Relationship to adjacent patterns

  • patterns/embedded-opa-in-proxy — the narrow-waist HTTP-altitude analogue: an inline proxy runs an OPA-based policy engine on HTTP requests. Runtime governance enforcement at agent altitude is structurally similar (inline, synchronous, policy-as-code), but operates on semantic actions (tool call, dataset read, model invocation) rather than HTTP requests, and maintains live workflow context across actions.
  • patterns/enforcement-throttler-proxy — Vitess-side enforcement primitive at the query altitude; same synchronous gate shape, different decision surface.
  • patterns/circuit-breaker — a degenerate case where the policy is "are downstream errors elevated?" and the decision surface is binary allow/deny.

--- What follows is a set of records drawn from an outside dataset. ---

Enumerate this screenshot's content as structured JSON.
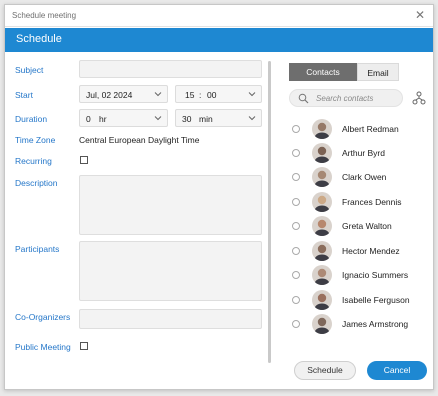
{
  "window": {
    "title": "Schedule meeting",
    "close_glyph": "✕"
  },
  "header": {
    "title": "Schedule"
  },
  "form": {
    "subject_label": "Subject",
    "start_label": "Start",
    "start_date": "Jul, 02 2024",
    "start_hour": "15",
    "start_sep": ":",
    "start_min": "00",
    "duration_label": "Duration",
    "duration_hours": "0",
    "duration_hours_unit": "hr",
    "duration_minutes": "30",
    "duration_minutes_unit": "min",
    "timezone_label": "Time Zone",
    "timezone_value": "Central European Daylight Time",
    "recurring_label": "Recurring",
    "description_label": "Description",
    "participants_label": "Participants",
    "coorganizers_label": "Co-Organizers",
    "public_label": "Public Meeting"
  },
  "tabs": {
    "contacts": "Contacts",
    "email": "Email"
  },
  "search": {
    "placeholder": "Search contacts"
  },
  "contacts": [
    {
      "name": "Albert Redman",
      "color": "#8a6a55"
    },
    {
      "name": "Arthur Byrd",
      "color": "#6b4f3e"
    },
    {
      "name": "Clark Owen",
      "color": "#9c7b63"
    },
    {
      "name": "Frances Dennis",
      "color": "#c9a27a"
    },
    {
      "name": "Greta Walton",
      "color": "#b07a5c"
    },
    {
      "name": "Hector Mendez",
      "color": "#7d5c48"
    },
    {
      "name": "Ignacio Summers",
      "color": "#a57e66"
    },
    {
      "name": "Isabelle Ferguson",
      "color": "#8e5f4a"
    },
    {
      "name": "James Armstrong",
      "color": "#6f5646"
    }
  ],
  "buttons": {
    "schedule": "Schedule",
    "cancel": "Cancel"
  },
  "colors": {
    "accent": "#1e88d2",
    "label": "#2577c9"
  }
}
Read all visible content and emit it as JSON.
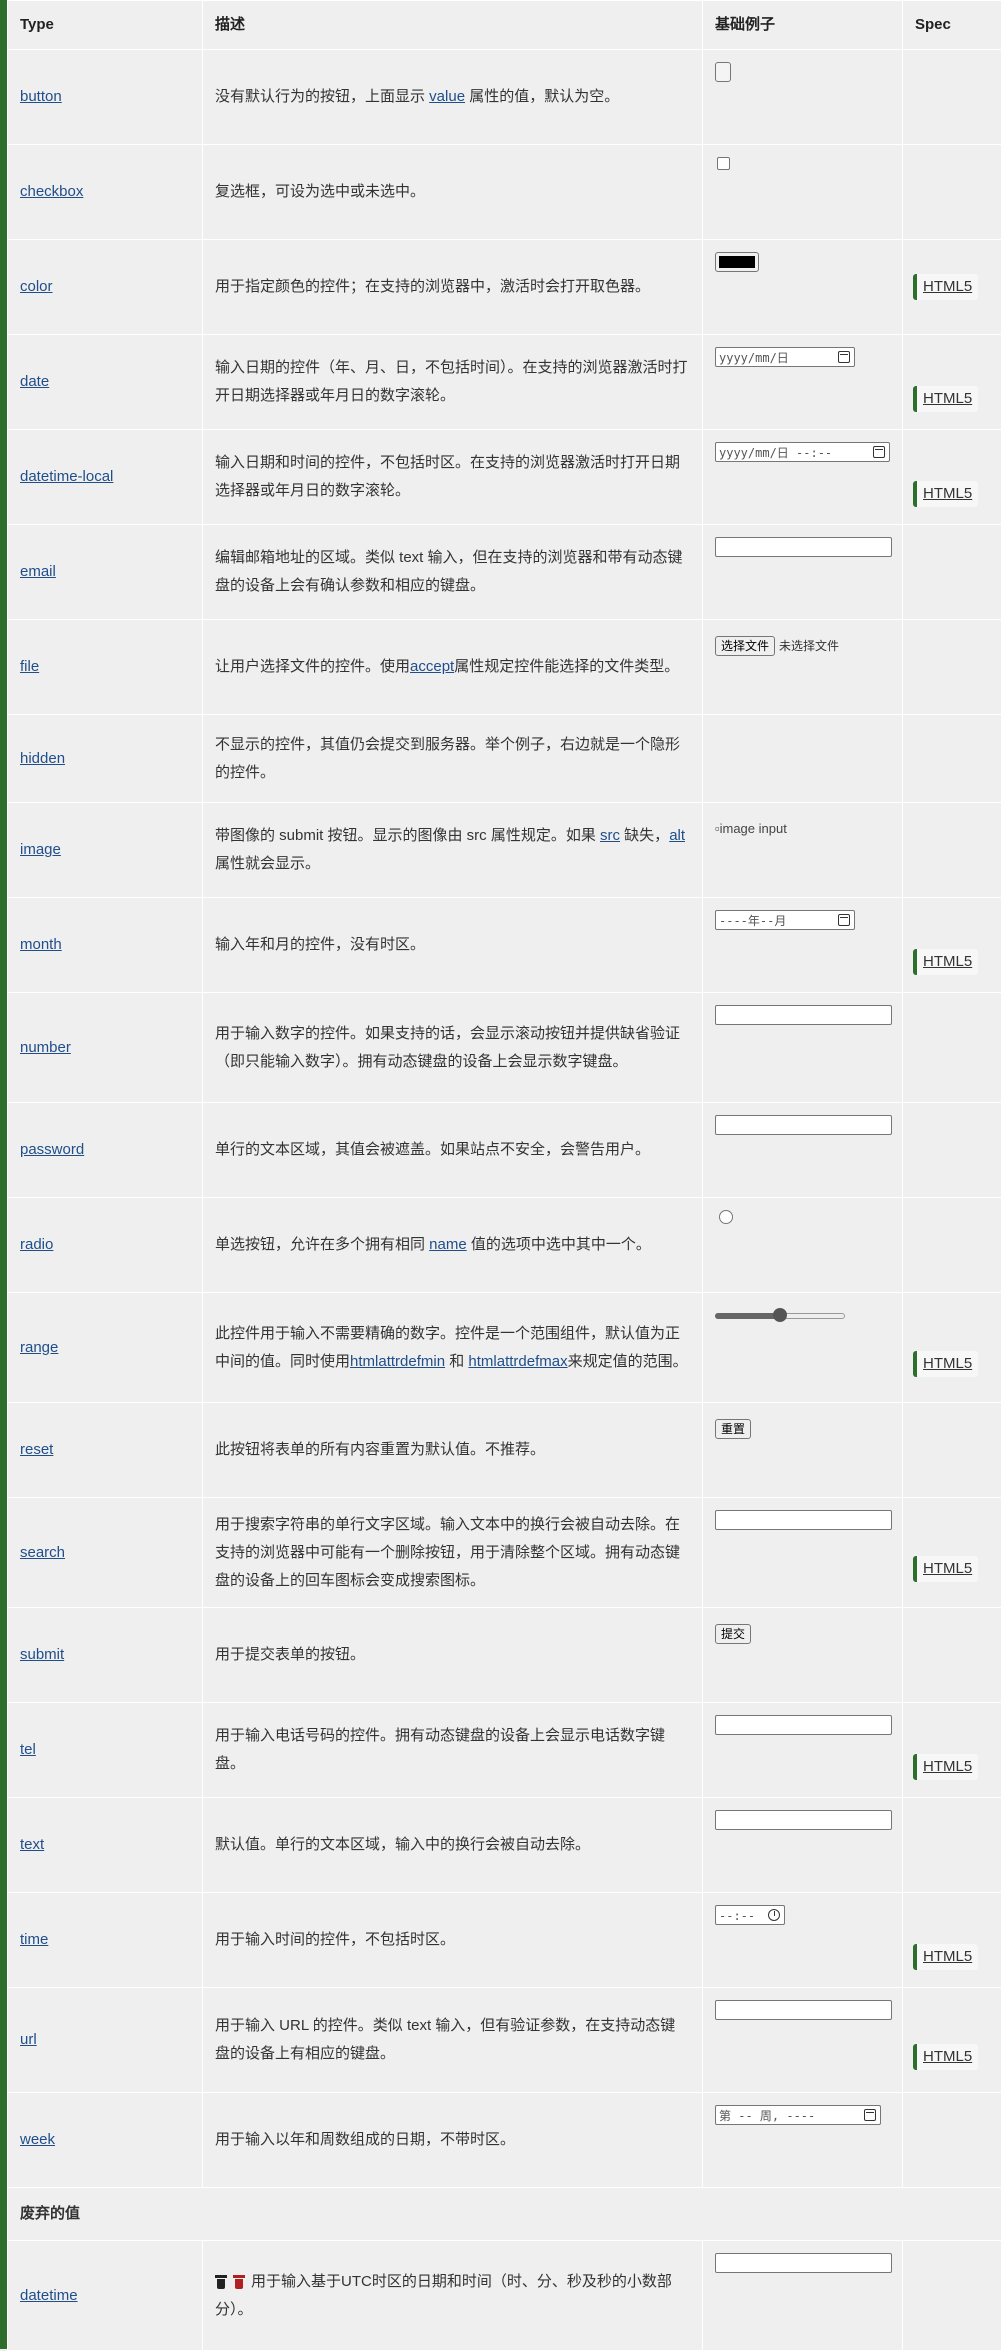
{
  "headers": {
    "type": "Type",
    "desc": "描述",
    "example": "基础例子",
    "spec": "Spec"
  },
  "colors": {
    "accent_bar": "#2d6e2d",
    "link": "#1f4e8a",
    "background": "#efefef"
  },
  "rows": [
    {
      "type": "button",
      "desc_parts": [
        "没有默认行为的按钮，上面显示 ",
        "value",
        " 属性的值，默认为空。"
      ],
      "example": "button",
      "spec": ""
    },
    {
      "type": "checkbox",
      "desc": "复选框，可设为选中或未选中。",
      "example": "checkbox",
      "spec": ""
    },
    {
      "type": "color",
      "desc": "用于指定颜色的控件；在支持的浏览器中，激活时会打开取色器。",
      "example": "color",
      "example_value": "#000000",
      "spec": "HTML5"
    },
    {
      "type": "date",
      "desc": "输入日期的控件（年、月、日，不包括时间）。在支持的浏览器激活时打开日期选择器或年月日的数字滚轮。",
      "example": "date",
      "placeholder": "yyyy/mm/日",
      "spec": "HTML5"
    },
    {
      "type": "datetime-local",
      "desc": "输入日期和时间的控件，不包括时区。在支持的浏览器激活时打开日期选择器或年月日的数字滚轮。",
      "example": "datetime-local",
      "placeholder": "yyyy/mm/日 --:--",
      "spec": "HTML5"
    },
    {
      "type": "email",
      "desc": "编辑邮箱地址的区域。类似 text 输入，但在支持的浏览器和带有动态键盘的设备上会有确认参数和相应的键盘。",
      "example": "text",
      "spec": ""
    },
    {
      "type": "file",
      "desc_parts": [
        "让用户选择文件的控件。使用",
        "accept",
        "属性规定控件能选择的文件类型。"
      ],
      "example": "file",
      "file_button": "选择文件",
      "file_status": "未选择文件",
      "spec": ""
    },
    {
      "type": "hidden",
      "desc": "不显示的控件，其值仍会提交到服务器。举个例子，右边就是一个隐形的控件。",
      "example": "none",
      "spec": ""
    },
    {
      "type": "image",
      "desc_parts": [
        "带图像的 submit 按钮。显示的图像由 src 属性规定。如果 ",
        "src",
        " 缺失，",
        "alt",
        " 属性就会显示。"
      ],
      "example": "image",
      "image_alt": "image input",
      "spec": ""
    },
    {
      "type": "month",
      "desc": "输入年和月的控件，没有时区。",
      "example": "date",
      "placeholder": "----年--月",
      "spec": "HTML5"
    },
    {
      "type": "number",
      "desc": "用于输入数字的控件。如果支持的话，会显示滚动按钮并提供缺省验证（即只能输入数字）。拥有动态键盘的设备上会显示数字键盘。",
      "example": "text",
      "spec": ""
    },
    {
      "type": "password",
      "desc": "单行的文本区域，其值会被遮盖。如果站点不安全，会警告用户。",
      "example": "text",
      "spec": ""
    },
    {
      "type": "radio",
      "desc_parts": [
        "单选按钮，允许在多个拥有相同 ",
        "name",
        " 值的选项中选中其中一个。"
      ],
      "example": "radio",
      "spec": ""
    },
    {
      "type": "range",
      "desc_parts": [
        "此控件用于输入不需要精确的数字。控件是一个范围组件，默认值为正中间的值。同时使用",
        "htmlattrdefmin",
        " 和 ",
        "htmlattrdefmax",
        "来规定值的范围。"
      ],
      "example": "range",
      "range_value": 0.5,
      "spec": "HTML5"
    },
    {
      "type": "reset",
      "desc": "此按钮将表单的所有内容重置为默认值。不推荐。",
      "example": "pushbutton",
      "button_label": "重置",
      "spec": ""
    },
    {
      "type": "search",
      "desc": "用于搜索字符串的单行文字区域。输入文本中的换行会被自动去除。在支持的浏览器中可能有一个删除按钮，用于清除整个区域。拥有动态键盘的设备上的回车图标会变成搜索图标。",
      "example": "text",
      "spec": "HTML5"
    },
    {
      "type": "submit",
      "desc": "用于提交表单的按钮。",
      "example": "pushbutton",
      "button_label": "提交",
      "spec": ""
    },
    {
      "type": "tel",
      "desc": "用于输入电话号码的控件。拥有动态键盘的设备上会显示电话数字键盘。",
      "example": "text",
      "spec": "HTML5"
    },
    {
      "type": "text",
      "desc": "默认值。单行的文本区域，输入中的换行会被自动去除。",
      "example": "text",
      "spec": ""
    },
    {
      "type": "time",
      "desc": "用于输入时间的控件，不包括时区。",
      "example": "time",
      "placeholder": "--:--",
      "spec": "HTML5"
    },
    {
      "type": "url",
      "desc": "用于输入 URL 的控件。类似 text 输入，但有验证参数，在支持动态键盘的设备上有相应的键盘。",
      "example": "text",
      "spec": "HTML5"
    },
    {
      "type": "week",
      "desc": "用于输入以年和周数组成的日期，不带时区。",
      "example": "date",
      "placeholder": "第 -- 周, ----",
      "spec": ""
    }
  ],
  "deprecated": {
    "title": "废弃的值",
    "rows": [
      {
        "type": "datetime",
        "icons": [
          "trash-icon",
          "deprecated-icon"
        ],
        "desc": "用于输入基于UTC时区的日期和时间（时、分、秒及秒的小数部分）。",
        "example": "text",
        "spec": ""
      }
    ]
  }
}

Runtime governance is the three-valued (with modify), policy-rich generalisation.

Canonical instance

systems/langguard on Lakebase — LangGuard intercepts every agent tool/data/model invocation; the GRAIL data fabric holds the live workflow behavior graph on Lakebase Postgres; policy evaluation reads from the graph and returns allow/deny/modify before the action executes. Governs workflows that span 15+ Systems of Record (ServiceNow, IAM/IDP, Salesforce, Workday, Wiz, CrowdStrike, TalkDesk, MCP Gateways, API Gateways).

Scale framing: "tens of coordinated agents, hundreds of tool invocations, multiple foundation models" per workflow. Built by former IBM QRadar SIEM engineers; the QRadar experience is cited as the empirical prior on "database architecture is destiny" for bursty security-telemetry-shaped workloads.

Failure modes

  • Latency injected onto agent critical path. If policy evaluation takes even 50 ms, it's felt in every agent action; the substrate must bring this to single-digit ms.
  • Live context stale-read. If step 2 reads an out-of-date snapshot of the workflow graph, cross-action policies misfire.
  • Policy engine as single point of failure. An outage in the enforcement layer blocks every agent action — requires HA design or a graceful-degradation mode (fail-open on non-critical actions; fail-closed on high-risk).
  • Over-permissive modify defaults. If "modify" quietly redacts without surfacing the redaction, workflows may depend on data they can't legally see.